How about using two methods

public static long reverse(long n) {
    return reverse(n, 0);
}

private static long reverse(long n, long m) {
    return n == 0 ? m : reverse(n / 10, m * 10 +  n % 10);
}

public static void main(String... ignored) {
    System.out.println(reverse(123456789));
}

prints

987654321

Answer 3

import java.io.*;

public class ReversalOfNumber {
    public static int sum =0;
    public static void main(String args []) throws IOException
    {
        System.out.println("Enter a number to get Reverse & Press Enter Button");
        BufferedReader reader = new BufferedReader(new InputStreamReader(System.in));
        String input = reader.readLine();
        int number = Integer.parseInt(input);
        int revNumber = reverse(number);
        System.out.println("Reverse of "+number+" is: "+revNumber);
    }
    public static int reverse(int n)
    {       
        int unit;
        if (n>0)
        {
            unit = n % 10;
            sum= (sum*10)+unit;
            n=n/10;
            reverse(n);
        }
        return sum;
    }
}

Answer 4

package Test;

public class Recursive {
    int i=1;
    int multiple=10;
    int reqnum=0;
    public int recur(int no){
        int reminder, revno;

        if (no/10==0) {reqnum=no;
        System.out.println(" reqnum "+reqnum);
        return reqnum;}
        reminder=no%10;
        //multiple =multiple * 10;
        System.out.println(i+" i multiple "+multiple+" Reminder "+reminder+" no "+no+" reqnum "+reqnum);
        i++;

        no=recur(no/10);
        reqnum=reqnum+(reminder*multiple);
        multiple =multiple * 10;
        System.out.println(i+" i multiple "+multiple+" Reminder "+reminder+" no "+no+" reqnum "+reqnum);
        return reqnum;
    }
    public static void main(String[] args) {
        // TODO Auto-generated method stub
        int num=123456789;

        Recursive r= new Recursive();
        System.out.println(r.recur(num));
    }

}

Answer 5

The key to using recursion is to notice that the problem you're trying to solve contains a smaller instance of the same problem.
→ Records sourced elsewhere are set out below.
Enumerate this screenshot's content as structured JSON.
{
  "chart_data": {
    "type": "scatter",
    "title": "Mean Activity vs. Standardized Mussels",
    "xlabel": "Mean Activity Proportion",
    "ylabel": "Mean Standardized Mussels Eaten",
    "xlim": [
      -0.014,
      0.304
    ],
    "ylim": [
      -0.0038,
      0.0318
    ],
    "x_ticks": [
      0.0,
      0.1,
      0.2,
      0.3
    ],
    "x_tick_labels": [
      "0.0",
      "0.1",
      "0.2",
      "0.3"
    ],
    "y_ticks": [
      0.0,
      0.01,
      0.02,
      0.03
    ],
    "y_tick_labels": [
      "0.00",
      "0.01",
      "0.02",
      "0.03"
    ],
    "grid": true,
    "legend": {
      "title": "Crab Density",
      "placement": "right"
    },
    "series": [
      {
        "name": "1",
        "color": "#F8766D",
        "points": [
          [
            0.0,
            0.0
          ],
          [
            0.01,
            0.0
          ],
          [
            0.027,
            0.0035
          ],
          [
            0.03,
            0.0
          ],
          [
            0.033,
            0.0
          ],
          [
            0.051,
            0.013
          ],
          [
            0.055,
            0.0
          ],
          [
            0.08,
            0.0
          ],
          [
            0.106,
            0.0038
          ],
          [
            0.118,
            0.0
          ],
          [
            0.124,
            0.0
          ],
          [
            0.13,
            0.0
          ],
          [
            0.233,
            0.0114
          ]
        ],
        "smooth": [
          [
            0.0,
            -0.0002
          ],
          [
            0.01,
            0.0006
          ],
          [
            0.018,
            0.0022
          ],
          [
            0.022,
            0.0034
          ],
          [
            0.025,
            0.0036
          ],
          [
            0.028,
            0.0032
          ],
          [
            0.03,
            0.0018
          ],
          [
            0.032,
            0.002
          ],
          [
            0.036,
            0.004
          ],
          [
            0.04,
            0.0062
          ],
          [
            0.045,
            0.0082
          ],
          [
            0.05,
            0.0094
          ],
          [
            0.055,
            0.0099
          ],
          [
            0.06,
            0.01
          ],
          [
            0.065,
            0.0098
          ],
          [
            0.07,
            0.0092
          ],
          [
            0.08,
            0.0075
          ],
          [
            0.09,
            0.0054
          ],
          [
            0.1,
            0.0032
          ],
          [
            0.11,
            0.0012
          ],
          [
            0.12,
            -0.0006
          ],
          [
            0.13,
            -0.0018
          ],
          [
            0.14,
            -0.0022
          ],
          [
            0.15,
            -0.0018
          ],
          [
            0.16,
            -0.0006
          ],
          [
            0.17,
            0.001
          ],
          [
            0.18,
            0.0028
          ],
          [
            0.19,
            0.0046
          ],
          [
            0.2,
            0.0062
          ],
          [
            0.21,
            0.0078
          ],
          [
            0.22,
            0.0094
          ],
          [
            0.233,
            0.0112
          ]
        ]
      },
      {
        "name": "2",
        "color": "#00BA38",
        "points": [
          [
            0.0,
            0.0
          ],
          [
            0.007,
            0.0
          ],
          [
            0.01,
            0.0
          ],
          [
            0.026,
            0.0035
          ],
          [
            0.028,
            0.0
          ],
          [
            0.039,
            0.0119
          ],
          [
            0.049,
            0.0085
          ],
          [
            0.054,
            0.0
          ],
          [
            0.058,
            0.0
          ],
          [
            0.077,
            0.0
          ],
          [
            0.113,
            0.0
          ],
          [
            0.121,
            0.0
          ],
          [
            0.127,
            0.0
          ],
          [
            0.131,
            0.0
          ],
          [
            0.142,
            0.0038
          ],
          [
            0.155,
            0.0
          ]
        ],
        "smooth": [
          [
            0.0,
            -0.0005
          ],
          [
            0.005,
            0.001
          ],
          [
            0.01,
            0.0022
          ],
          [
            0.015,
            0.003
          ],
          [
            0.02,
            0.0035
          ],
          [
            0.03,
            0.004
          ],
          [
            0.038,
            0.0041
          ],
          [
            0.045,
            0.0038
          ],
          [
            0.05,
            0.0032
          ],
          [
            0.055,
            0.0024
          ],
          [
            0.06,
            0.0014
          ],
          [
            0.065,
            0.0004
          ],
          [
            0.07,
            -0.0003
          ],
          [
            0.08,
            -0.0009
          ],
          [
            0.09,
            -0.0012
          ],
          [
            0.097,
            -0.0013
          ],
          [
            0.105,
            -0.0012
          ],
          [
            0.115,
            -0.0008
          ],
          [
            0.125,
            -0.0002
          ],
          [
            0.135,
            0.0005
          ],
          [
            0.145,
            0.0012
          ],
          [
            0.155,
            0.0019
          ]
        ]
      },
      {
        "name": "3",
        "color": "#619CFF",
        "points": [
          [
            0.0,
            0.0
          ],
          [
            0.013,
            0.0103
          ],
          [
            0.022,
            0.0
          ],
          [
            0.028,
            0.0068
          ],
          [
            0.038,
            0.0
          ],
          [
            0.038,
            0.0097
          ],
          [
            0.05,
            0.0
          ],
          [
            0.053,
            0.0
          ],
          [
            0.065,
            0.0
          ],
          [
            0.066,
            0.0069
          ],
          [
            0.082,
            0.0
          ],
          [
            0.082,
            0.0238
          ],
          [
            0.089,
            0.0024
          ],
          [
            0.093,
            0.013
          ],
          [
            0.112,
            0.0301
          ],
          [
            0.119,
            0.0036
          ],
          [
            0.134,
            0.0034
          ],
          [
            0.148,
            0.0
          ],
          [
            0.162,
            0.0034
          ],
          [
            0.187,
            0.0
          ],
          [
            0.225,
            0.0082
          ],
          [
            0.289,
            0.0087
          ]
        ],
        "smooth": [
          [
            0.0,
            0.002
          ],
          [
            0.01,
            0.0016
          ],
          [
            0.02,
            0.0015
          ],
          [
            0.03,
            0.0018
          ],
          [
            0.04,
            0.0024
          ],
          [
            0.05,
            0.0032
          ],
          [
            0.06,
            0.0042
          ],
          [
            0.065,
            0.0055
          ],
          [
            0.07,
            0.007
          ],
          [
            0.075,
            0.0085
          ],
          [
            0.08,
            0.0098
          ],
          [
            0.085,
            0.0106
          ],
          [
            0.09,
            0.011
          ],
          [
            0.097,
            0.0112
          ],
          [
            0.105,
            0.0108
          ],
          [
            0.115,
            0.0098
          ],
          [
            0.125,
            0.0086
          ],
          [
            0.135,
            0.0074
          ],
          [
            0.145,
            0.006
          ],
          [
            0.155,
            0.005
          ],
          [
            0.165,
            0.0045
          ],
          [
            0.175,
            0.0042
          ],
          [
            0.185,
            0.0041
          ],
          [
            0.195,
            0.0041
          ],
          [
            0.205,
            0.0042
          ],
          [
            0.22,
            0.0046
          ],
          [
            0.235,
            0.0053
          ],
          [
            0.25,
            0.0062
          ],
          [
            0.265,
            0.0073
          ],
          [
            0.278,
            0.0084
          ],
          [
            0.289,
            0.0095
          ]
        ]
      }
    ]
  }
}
Here, if you're trying to reverse the number 13579, you might notice that you can make it a smaller problem by reversing 3579 (the same problem but smaller), multiplying the result by 10, and adding 1 (the digit you took off). Or you could reverse the number 1357 (recursively), giving 7531, then add 9 * (some power of 10) to the result. The first tricky thing is that you have to know when to stop (when you have a 1-digit number). The second thing is that for this problem, you'll have to figure out how many digits the number is so that you can get the power of 10 right. You could use Math.log10, or you could use a loop where you start with 1 and multiply by 10 until it's greater than your number.